(El Sondido de la Muerte)
Spain. 1965.
Crew
Director – J.A. Nieves Conde, Screenplay – Sam X. Arbarbanel, Jose Antonio Nieves Conde, Gregorio Sacristan & Gregg Tallas, Story – Sam X. Arbarbanel, Producer – Gregorio Sacristan, Photography (b&w) – Manuel Berengeur, Music – Luis De Pablo, Special Effects – Manuel Baquero, Makeup – Carlos Nin, Art Direction – Espinosa & Gil Parrondo. Production Company – Zurbano Films.
Cast
James Philbrook (Dr Asilov), Arturo Fernandez (Pete), Antonio Casas (Professor Andre), Soledad Miranda (Maria), Jose Bodalo (Dorman), Ingrid Pitt (Sofia Minelli), Lola Gaos (Calliope), Francisco Piquer (Stravos)
Plot
A group of archaeologists congregate on a cave in the Greek mountains with two halves of a treasure map, seeking a great fortune in gold that is supposed to be buried there. The locals hold the valley is fear and will not enter. Their blasting in the cave uncovers a mummified body. They are then attacked by something that emits an unearthly sound and claws members of the party to death. They realise they have managed to uncover an invisible monster.

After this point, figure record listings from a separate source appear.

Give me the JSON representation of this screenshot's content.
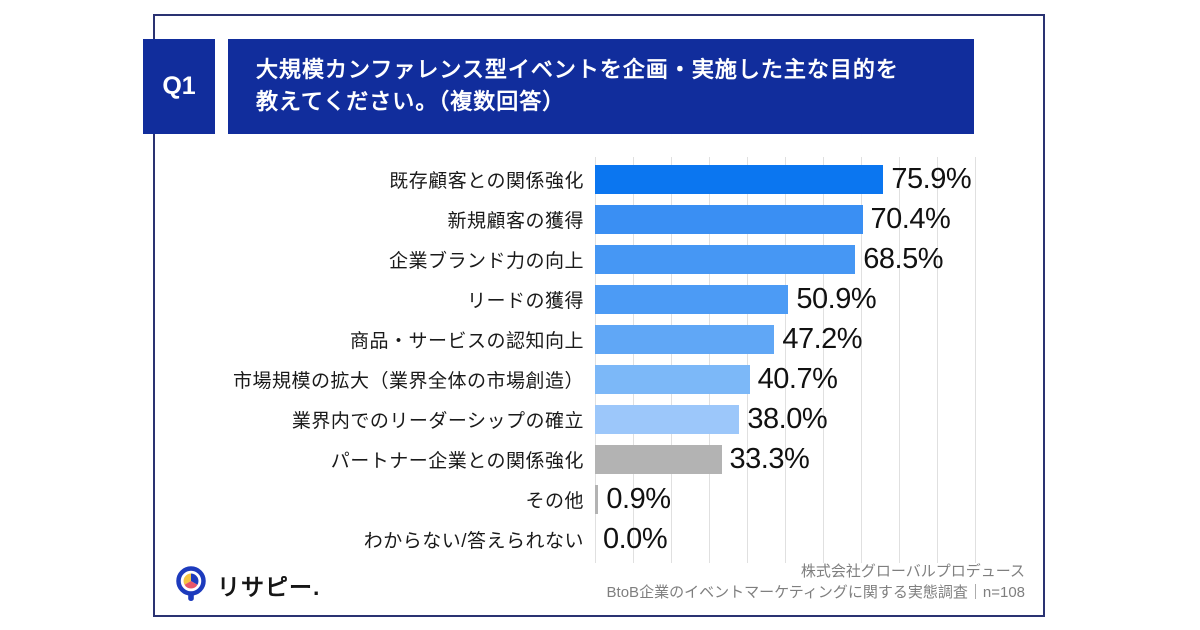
{
  "header": {
    "badge": "Q1",
    "title_line1": "大規模カンファレンス型イベントを企画・実施した主な目的を",
    "title_line2": "教えてください。（複数回答）",
    "box_color": "#112d9c"
  },
  "chart_data": {
    "type": "bar",
    "orientation": "horizontal",
    "title": "大規模カンファレンス型イベントを企画・実施した主な目的を教えてください。（複数回答）",
    "categories": [
      "既存顧客との関係強化",
      "新規顧客の獲得",
      "企業ブランド力の向上",
      "リードの獲得",
      "商品・サービスの認知向上",
      "市場規模の拡大（業界全体の市場創造）",
      "業界内でのリーダーシップの確立",
      "パートナー企業との関係強化",
      "その他",
      "わからない/答えられない"
    ],
    "values": [
      75.9,
      70.4,
      68.5,
      50.9,
      47.2,
      40.7,
      38.0,
      33.3,
      0.9,
      0.0
    ],
    "value_labels": [
      "75.9%",
      "70.4%",
      "68.5%",
      "50.9%",
      "47.2%",
      "40.7%",
      "38.0%",
      "33.3%",
      "0.9%",
      "0.0%"
    ],
    "bar_colors": [
      "#0b76f0",
      "#3a8ff3",
      "#4697f4",
      "#4c9bf5",
      "#60a7f6",
      "#7cb8f8",
      "#9cc7fa",
      "#b3b3b3",
      "#b3b3b3",
      "#b3b3b3"
    ],
    "xlim": [
      0,
      100
    ],
    "gridline_interval_percent": 10,
    "grid": true,
    "gridline_color": "#e0e0e0",
    "n": 108
  },
  "footer": {
    "logo_text": "リサピー.",
    "source_line1": "株式会社グローバルプロデュース",
    "source_line2": "BtoB企業のイベントマーケティングに関する実態調査｜n=108"
  },
  "icons": {
    "logo_ring_color": "#1d3bbd",
    "logo_pie_colors": [
      "#f5c542",
      "#e8566a",
      "#1d3bbd"
    ]
  }
}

There have been films about invisible monsters and unseen threats before. Val Lewton’s Cat People (1942), the classic ghost story The Haunting (1963), which came out just before this, and to some extent Night of the Demon/Curse of the Demon (1957) all featured monsters that were never seen, only suggested. In showing little or nothing, each in their own way became masterpieces of psychological, suggested horror. This is certainly a fantastic legacy for any film to be following.
You could also point to Forbidden Planet (1956) as another classic that features a monster that is literally invisible. The more likely comparison with Sound of Horror though is Invisible Invaders (1959) where the invisibility of the invading aliens proved a convenient means for a low-budget film to crimp on providing effects (although it should be said in the case of Invisible Invaders that this nevertheless resulted in a watchable film). Sound of Horror offers up invisible monster – some genre works insist on referring to it as an invisible dinosaur, although there is nothing in the film that suggests the creature’s origin is prehistoric (or for that matter explains it at all).
It is hard to think of another film in recent memory I have watched that is so mind-numbingly dull and boring as this. People seem to sit around the house in the valley talking for almost the entire film. Some of these conversations seem to go on and on without direction – in particular, a long scene where driver Arturo Fernandez talks about his other car, his job as a chauffeur and so on. It is only right near the end of the film where the film develops a vague siege situation and not until the last fifteen minutes where the group stir out of sitting around to do something to combat the monster.
The film’s great failing is that its’ provision of an invisible monster is not for any reason that allows it to be subtle and create something by suggestion or psychological ambiguity as in Cat People, The Haunting et al, but simply one that has allowed it to be as cheap as possible and avoid any special or creature effects. Indeed, this may well count as quite possibly the world’s first (almost entirely) effects free monster movie. Even then, of the invisible monster’s appearances, we get almost nothing – a few howling noises heard in the cave and then some brief shots of cast members turning up with their faces clawed. The most we ever get is the scene right towards the end where the party realise they can track it by sprinkling flour across the ground outside the house and we see some claw prints appear. This is followed by the thoroughly ridiculous image of them throwing axes at the monster and a single shot of the sight of two axes moving horizontally across the screen embedded in its invisible body. There is also a final scene where they flee in a truck and it invisibly tears the roof off the back before they eliminate it by setting the truck on fire.
Surprisingly, Sound of Horror is worth noting for some cases of faces before they were famous. In a minor role as one of the girls of the party is Polish-born actress Ingrid Pitt, later to gain fame as a heroine in Hammer films such as Countess Dracula (1971) and The Vampire Lovers (1970), as well as other Anglo-horror efforts like The House That Dripped Blood (1970) and The Wicker Man (1973). The lead actress is Soldead Miranda, who gained fame as one of Jesus Franco’s lead actresses in the likes of Count Dracula (1970) and Vampyros Lesbos (1970) before her untimely death in 1970.